Exceções no deserto de homens e ideias II

Por Aristóteles Drummond Jornalista

Aristóteles Drummond, colunista do DIA
Aristóteles Drummond, colunista do DIA - Divulgação

Recordando ainda o convívio com brasileiros que souberam dignificar a vida pública, com idealismo, probidade e sem motivações ou ambições pessoais, apresento outros exemplos que podem inspirar as novas gerações e animar os desiludidos com a pobreza de nossos atuais quadros.

Quando muito jovem, início dos anos 1960, o Brasil vivia uma crise política, econômica e social que a todos preocupava. Isso fazia com que a juventude temesse pelo país que iria receber daí a alguns anos, quando começaria a carreira profissional.

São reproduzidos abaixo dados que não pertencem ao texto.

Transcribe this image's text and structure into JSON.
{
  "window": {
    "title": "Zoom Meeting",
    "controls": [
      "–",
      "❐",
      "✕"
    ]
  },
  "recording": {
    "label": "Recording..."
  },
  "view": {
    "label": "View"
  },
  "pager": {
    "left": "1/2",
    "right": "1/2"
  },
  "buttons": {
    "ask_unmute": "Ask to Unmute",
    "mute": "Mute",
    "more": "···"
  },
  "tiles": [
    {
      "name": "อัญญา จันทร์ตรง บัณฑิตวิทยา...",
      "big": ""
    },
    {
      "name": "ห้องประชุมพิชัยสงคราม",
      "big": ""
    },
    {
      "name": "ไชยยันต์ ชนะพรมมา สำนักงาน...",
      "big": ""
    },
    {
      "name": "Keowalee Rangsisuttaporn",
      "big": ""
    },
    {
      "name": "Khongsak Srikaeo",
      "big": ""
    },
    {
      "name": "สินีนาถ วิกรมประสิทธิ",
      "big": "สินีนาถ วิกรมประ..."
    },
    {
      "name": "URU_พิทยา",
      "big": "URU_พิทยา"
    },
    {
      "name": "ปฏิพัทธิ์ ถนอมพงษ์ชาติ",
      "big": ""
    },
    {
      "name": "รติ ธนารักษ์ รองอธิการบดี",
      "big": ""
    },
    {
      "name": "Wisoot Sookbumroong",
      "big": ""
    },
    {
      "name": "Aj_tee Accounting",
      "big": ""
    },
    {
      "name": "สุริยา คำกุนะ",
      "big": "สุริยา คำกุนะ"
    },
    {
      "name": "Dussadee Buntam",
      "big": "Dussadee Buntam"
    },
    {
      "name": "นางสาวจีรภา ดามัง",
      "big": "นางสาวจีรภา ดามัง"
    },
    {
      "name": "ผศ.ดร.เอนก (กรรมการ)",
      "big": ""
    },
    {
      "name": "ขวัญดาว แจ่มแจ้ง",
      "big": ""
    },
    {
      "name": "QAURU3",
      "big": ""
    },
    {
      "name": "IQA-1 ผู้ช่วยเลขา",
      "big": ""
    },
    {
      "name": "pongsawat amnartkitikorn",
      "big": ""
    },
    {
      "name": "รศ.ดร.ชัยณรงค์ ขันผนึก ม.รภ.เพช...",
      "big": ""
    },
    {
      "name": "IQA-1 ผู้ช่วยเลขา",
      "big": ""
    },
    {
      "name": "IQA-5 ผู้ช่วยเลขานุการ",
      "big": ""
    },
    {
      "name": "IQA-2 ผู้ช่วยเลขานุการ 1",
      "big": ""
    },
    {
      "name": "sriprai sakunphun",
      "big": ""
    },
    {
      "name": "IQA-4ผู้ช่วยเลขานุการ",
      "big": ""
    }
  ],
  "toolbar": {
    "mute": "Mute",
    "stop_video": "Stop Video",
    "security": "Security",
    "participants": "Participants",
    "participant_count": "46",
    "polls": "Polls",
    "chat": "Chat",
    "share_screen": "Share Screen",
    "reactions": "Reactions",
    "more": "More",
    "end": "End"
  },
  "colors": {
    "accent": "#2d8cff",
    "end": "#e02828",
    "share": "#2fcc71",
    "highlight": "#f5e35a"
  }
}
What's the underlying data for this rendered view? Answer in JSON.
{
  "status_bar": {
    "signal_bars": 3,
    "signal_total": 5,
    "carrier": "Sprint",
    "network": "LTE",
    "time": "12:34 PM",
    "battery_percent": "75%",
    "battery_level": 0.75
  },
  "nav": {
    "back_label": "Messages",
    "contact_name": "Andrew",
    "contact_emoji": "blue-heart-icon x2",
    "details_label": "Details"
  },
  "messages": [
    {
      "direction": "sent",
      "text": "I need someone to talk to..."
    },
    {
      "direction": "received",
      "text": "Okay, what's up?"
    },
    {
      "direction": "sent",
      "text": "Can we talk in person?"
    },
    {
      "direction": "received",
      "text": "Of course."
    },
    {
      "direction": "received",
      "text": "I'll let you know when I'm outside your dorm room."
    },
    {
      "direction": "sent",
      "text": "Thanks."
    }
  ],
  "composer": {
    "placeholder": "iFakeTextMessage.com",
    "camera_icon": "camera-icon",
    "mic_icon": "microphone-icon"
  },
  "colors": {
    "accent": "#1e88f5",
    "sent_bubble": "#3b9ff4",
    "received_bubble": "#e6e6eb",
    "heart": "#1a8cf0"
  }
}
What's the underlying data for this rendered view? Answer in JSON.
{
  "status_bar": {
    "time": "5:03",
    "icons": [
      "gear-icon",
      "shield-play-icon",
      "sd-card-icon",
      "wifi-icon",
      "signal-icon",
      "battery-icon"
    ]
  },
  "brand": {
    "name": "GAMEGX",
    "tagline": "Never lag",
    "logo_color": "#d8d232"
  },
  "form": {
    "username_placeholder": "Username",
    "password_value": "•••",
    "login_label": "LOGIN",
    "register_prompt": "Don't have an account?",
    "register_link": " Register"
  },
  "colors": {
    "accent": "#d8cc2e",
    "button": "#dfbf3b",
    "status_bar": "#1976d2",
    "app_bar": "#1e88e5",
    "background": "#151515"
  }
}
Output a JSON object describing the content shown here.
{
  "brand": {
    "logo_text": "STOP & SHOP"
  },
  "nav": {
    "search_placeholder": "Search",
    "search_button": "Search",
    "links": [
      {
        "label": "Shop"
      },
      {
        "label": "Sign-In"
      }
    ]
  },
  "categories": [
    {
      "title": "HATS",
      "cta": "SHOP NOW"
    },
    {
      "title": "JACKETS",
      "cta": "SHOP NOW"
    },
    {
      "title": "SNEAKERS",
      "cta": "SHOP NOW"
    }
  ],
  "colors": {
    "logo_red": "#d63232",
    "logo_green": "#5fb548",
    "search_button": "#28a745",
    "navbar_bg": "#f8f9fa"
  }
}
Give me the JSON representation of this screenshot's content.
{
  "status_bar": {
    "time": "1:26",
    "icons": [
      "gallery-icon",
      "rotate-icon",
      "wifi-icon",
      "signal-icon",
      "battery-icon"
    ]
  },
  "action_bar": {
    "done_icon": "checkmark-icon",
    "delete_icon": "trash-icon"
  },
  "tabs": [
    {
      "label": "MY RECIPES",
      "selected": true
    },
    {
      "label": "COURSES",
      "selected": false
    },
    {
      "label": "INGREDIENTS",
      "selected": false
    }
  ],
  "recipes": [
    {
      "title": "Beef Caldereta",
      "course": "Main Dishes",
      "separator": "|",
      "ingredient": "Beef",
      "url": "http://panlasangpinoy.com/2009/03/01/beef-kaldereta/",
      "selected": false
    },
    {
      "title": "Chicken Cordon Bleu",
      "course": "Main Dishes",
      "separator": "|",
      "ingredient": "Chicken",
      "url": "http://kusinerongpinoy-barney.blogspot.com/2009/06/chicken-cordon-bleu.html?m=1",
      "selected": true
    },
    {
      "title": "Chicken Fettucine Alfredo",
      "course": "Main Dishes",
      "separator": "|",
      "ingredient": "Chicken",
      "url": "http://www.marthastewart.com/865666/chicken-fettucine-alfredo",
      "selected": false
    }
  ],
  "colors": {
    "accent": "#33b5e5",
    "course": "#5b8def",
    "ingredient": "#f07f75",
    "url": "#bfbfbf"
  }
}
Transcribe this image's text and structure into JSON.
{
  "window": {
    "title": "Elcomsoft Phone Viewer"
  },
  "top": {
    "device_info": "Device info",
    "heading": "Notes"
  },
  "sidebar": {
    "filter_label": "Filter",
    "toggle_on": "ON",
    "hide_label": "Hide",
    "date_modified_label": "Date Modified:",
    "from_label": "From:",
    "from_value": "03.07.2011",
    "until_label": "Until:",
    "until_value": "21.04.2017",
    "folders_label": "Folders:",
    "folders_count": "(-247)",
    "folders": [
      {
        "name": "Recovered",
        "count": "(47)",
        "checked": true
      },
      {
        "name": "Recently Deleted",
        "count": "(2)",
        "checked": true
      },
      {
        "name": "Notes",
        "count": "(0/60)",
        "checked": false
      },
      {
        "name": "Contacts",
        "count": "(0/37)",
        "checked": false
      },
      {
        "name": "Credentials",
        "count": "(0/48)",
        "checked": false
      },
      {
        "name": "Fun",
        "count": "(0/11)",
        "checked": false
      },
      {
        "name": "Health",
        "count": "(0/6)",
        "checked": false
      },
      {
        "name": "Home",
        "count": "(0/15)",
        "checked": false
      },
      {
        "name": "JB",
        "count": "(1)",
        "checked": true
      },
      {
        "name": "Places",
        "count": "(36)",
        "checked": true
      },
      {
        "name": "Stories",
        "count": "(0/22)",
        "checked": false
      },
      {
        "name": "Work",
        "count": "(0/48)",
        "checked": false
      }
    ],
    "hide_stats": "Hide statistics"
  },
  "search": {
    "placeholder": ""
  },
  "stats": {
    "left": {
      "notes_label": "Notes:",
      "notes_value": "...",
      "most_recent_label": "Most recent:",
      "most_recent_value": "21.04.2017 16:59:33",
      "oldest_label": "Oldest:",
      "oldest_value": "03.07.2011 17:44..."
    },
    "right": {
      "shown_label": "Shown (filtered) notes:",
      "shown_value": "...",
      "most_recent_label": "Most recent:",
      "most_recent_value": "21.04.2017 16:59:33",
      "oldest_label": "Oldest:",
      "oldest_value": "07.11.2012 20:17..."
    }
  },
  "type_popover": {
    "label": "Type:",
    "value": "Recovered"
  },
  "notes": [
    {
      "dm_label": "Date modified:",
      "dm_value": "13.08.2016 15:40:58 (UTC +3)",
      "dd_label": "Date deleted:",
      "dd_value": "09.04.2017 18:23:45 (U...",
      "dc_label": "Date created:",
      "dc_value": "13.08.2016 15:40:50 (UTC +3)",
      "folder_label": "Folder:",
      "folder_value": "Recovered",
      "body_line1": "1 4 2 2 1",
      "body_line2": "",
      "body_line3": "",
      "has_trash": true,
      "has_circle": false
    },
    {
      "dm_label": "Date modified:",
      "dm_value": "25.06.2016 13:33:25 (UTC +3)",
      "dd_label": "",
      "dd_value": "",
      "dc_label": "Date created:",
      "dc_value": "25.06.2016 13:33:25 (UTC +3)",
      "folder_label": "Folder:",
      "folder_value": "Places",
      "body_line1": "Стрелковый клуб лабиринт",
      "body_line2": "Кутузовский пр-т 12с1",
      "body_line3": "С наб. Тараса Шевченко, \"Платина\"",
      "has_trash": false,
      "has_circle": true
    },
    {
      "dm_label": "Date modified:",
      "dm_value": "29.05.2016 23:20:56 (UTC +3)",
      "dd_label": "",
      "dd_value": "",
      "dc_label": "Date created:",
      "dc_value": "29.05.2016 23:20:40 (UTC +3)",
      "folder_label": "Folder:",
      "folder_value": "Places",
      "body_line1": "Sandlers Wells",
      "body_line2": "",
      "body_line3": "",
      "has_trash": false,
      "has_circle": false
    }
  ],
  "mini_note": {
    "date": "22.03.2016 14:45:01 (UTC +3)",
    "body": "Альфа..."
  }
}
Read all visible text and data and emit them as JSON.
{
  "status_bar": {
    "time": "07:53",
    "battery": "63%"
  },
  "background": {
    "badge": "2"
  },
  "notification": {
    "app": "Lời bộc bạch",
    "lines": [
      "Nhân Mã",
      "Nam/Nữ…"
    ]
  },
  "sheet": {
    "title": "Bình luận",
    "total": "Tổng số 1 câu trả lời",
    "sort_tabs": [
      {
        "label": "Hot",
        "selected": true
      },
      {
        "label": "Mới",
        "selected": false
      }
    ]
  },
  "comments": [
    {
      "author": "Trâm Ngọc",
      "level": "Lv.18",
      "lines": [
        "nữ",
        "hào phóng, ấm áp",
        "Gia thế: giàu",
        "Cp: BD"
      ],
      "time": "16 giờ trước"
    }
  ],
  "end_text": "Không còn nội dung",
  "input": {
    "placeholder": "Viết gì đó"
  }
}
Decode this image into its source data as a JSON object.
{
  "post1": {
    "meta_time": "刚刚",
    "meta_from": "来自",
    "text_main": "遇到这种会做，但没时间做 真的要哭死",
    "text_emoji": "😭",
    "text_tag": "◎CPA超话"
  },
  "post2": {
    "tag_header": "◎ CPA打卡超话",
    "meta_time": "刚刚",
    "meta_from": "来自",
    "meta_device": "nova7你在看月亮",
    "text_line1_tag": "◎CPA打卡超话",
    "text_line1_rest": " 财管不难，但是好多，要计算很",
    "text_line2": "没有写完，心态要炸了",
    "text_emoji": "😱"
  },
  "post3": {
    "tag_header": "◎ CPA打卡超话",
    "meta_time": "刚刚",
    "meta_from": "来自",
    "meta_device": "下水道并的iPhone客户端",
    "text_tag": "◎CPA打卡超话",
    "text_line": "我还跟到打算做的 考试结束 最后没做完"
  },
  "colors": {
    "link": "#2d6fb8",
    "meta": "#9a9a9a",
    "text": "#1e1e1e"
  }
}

Dentro da tradição histórica na América Latina, a presença militar sempre foi fundamental para recolocar as coisas em ordem, devolvendo o poder aos políticos. Inclusive no Brasil, onde, em 1930, os militares garantiram Getúlio Vargas, em 1937, apoiaram o Estado Novo, em 1945, depuseram Vargas e convocaram eleições e uma Constituinte. Em 1954, nova deposição de Vargas; em 1961, a tentativa de evitar o desastre João Goulart; em 1964, a Revolução; em 1985, a redemocratização com generosa anistia dada por João Figueiredo.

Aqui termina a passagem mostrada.